Samiullah Tariq, Head of Research at Pak-Kuwait Investment Company, highlighted several factors affecting the sales volumes of regulated entities like Shell Pakistan. These factors include currency devaluation, stagflation, and the sale of smuggled petroleum products in local markets. Additionally, the unannounced ban on repatriating profits to headquarters has impacted many multinational companies (MNCs) operating in Pakistan due to the country’s acute shortage of foreign exchange reserves. Shell Pakistan may be one such MNC facing difficulties in sending profits to its headquarters.
Tariq mentioned that Shell Pakistan had been working towards deregulating petroleum product prices to improve competitiveness and profit margins. However, the regulated margins of Rs6 per litre proved unfavorable for the company. This decision to exit is not exclusive to Pakistan, as the Dutch firm has been withdrawing from financially unviable markets worldwide.
As of May 2023, Shell Pakistan holds a 7% market share in volumetric sales nationwide and maintains a strong lubricants business. However, sales data shows a decline of 40% to 1.30 million tonnes in petroleum product sales in May 2023 compared to the same month last year. Cumulatively, sales dropped by 26% to 15.26 million tonnes in the first 11 months of the outgoing fiscal year compared to 20.62 million tonnes in the previous year.
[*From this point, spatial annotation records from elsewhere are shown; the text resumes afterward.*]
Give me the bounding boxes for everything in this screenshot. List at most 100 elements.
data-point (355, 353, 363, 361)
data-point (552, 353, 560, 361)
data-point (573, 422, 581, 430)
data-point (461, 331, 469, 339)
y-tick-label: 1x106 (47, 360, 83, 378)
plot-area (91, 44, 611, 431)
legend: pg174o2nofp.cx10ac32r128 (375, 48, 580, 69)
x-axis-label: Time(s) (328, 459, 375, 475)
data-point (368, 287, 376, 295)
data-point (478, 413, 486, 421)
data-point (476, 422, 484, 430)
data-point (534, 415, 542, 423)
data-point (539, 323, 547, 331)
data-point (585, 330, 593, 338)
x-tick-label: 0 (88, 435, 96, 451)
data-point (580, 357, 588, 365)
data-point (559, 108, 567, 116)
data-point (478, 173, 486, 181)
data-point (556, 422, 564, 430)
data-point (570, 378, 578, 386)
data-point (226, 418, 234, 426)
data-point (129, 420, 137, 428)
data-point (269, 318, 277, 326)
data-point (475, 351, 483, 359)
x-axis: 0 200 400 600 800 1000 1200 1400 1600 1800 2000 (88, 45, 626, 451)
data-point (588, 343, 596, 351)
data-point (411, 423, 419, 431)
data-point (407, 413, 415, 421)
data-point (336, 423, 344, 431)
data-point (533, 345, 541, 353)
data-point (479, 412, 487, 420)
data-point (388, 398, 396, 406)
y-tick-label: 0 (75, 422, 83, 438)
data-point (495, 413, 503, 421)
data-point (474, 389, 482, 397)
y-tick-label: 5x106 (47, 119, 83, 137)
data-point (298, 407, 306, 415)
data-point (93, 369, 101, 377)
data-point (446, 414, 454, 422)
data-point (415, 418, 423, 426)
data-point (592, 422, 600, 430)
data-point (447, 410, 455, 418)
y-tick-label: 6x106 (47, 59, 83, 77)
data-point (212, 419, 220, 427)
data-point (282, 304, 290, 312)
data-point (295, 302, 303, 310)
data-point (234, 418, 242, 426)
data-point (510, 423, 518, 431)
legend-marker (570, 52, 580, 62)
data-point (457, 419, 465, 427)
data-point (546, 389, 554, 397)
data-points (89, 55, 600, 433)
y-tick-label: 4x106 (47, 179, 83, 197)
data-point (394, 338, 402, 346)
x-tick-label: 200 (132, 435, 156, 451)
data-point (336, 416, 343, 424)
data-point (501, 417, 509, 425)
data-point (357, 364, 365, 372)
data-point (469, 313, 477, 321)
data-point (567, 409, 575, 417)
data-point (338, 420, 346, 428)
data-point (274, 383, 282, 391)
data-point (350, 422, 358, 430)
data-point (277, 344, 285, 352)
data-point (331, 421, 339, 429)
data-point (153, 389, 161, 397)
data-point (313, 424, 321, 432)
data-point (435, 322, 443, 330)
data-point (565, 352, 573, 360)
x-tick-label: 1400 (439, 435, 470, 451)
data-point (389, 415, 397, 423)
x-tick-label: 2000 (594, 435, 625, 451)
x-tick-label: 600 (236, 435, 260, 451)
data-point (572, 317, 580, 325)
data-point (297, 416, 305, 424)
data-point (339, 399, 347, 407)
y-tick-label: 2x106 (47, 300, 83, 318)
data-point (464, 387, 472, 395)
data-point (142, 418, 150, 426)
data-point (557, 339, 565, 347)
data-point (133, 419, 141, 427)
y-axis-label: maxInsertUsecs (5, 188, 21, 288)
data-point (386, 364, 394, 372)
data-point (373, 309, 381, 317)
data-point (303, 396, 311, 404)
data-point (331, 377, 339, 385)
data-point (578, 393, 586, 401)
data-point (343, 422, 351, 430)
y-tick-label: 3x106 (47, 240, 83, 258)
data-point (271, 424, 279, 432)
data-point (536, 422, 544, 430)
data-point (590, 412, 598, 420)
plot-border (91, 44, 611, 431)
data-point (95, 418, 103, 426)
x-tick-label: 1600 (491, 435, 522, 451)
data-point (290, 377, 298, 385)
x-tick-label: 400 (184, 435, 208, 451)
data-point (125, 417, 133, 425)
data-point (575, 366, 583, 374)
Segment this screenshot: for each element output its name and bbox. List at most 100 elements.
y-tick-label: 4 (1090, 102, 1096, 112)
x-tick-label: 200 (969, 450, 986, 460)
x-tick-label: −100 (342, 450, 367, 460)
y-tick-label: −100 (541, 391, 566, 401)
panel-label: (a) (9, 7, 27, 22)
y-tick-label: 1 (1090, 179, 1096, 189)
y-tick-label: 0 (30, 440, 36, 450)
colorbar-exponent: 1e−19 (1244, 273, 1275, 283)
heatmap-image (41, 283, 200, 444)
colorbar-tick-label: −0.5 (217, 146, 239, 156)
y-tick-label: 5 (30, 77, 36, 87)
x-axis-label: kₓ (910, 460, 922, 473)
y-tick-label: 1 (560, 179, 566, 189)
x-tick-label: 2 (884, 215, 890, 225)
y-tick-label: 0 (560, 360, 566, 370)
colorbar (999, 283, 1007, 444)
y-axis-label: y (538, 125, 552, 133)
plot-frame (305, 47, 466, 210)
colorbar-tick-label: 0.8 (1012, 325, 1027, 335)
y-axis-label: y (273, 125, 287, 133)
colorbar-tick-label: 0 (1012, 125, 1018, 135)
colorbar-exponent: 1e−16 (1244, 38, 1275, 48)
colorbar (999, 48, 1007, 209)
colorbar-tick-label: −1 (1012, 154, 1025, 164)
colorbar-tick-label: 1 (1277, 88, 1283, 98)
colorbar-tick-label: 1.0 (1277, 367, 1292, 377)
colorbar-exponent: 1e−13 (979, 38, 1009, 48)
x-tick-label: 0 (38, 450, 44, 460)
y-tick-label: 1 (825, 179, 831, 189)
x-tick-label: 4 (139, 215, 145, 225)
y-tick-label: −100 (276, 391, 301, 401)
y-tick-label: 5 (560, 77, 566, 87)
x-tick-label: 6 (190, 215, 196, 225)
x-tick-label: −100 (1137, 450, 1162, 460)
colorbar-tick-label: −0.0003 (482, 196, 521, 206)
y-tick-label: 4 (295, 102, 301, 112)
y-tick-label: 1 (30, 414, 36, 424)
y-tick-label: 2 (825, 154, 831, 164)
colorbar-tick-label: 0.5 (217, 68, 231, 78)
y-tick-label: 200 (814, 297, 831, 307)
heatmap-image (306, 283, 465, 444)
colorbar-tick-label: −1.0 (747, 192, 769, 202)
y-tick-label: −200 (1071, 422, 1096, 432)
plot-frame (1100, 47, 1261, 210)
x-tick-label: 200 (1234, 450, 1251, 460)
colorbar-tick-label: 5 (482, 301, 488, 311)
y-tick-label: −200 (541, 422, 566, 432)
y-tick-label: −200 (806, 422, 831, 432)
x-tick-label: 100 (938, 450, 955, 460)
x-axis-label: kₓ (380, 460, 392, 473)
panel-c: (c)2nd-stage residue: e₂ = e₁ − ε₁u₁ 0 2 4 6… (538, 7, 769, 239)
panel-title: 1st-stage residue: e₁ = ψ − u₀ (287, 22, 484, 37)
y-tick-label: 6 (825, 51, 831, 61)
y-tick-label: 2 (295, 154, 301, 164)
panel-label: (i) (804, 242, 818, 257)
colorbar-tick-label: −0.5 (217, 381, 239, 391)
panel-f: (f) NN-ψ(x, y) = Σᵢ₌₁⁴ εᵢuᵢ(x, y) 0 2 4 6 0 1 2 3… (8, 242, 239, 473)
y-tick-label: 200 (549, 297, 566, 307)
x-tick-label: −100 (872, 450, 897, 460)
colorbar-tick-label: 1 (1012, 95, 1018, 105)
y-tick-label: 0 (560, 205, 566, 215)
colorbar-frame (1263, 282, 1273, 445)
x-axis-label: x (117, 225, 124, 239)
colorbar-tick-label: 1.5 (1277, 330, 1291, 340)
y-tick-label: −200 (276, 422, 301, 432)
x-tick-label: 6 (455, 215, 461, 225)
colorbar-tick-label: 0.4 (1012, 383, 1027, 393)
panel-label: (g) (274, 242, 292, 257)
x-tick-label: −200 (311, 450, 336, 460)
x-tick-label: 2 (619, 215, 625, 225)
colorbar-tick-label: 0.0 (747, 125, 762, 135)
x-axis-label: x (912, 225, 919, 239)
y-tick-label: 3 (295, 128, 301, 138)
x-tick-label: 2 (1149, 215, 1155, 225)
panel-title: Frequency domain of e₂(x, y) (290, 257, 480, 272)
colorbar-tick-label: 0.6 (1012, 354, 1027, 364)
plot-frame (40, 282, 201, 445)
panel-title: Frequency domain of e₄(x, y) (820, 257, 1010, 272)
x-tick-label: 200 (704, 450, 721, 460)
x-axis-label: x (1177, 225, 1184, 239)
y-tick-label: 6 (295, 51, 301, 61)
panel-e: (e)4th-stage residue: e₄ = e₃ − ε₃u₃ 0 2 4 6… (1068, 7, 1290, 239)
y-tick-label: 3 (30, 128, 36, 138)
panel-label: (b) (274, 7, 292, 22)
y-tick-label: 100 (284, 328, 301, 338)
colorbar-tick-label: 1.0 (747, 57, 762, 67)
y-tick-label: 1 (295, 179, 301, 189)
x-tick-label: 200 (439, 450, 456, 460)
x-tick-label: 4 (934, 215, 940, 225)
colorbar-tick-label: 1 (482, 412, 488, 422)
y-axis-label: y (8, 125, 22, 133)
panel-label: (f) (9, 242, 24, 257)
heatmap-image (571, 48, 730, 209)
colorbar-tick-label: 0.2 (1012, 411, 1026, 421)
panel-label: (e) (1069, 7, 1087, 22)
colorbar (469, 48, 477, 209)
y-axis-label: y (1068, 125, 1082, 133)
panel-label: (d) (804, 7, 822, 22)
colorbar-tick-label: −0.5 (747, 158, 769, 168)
The sharp increase in petroleum product prices, resulting from the withdrawal of subsidies and the imposition of a Rs50 per litre petroleum development levy, has severely impacted purchasing power and contributed to reduced sales for all oil marketing companies in Pakistan.
The Pakistani government recently projected a deceleration in economic growth to 0.3% for the outgoing fiscal year 2023, compared to 6.1% in the previous fiscal year. This downturn is the consequence of operating a controlled economy with critically low foreign exchange reserves and a high risk of default on foreign debt repayments.
Foreign direct investment (FDI) has also declined by 23% to $1.17 billion in the first 10 months of FY23, compared to $1.52 billion last year, further highlighting the challenges faced by the country.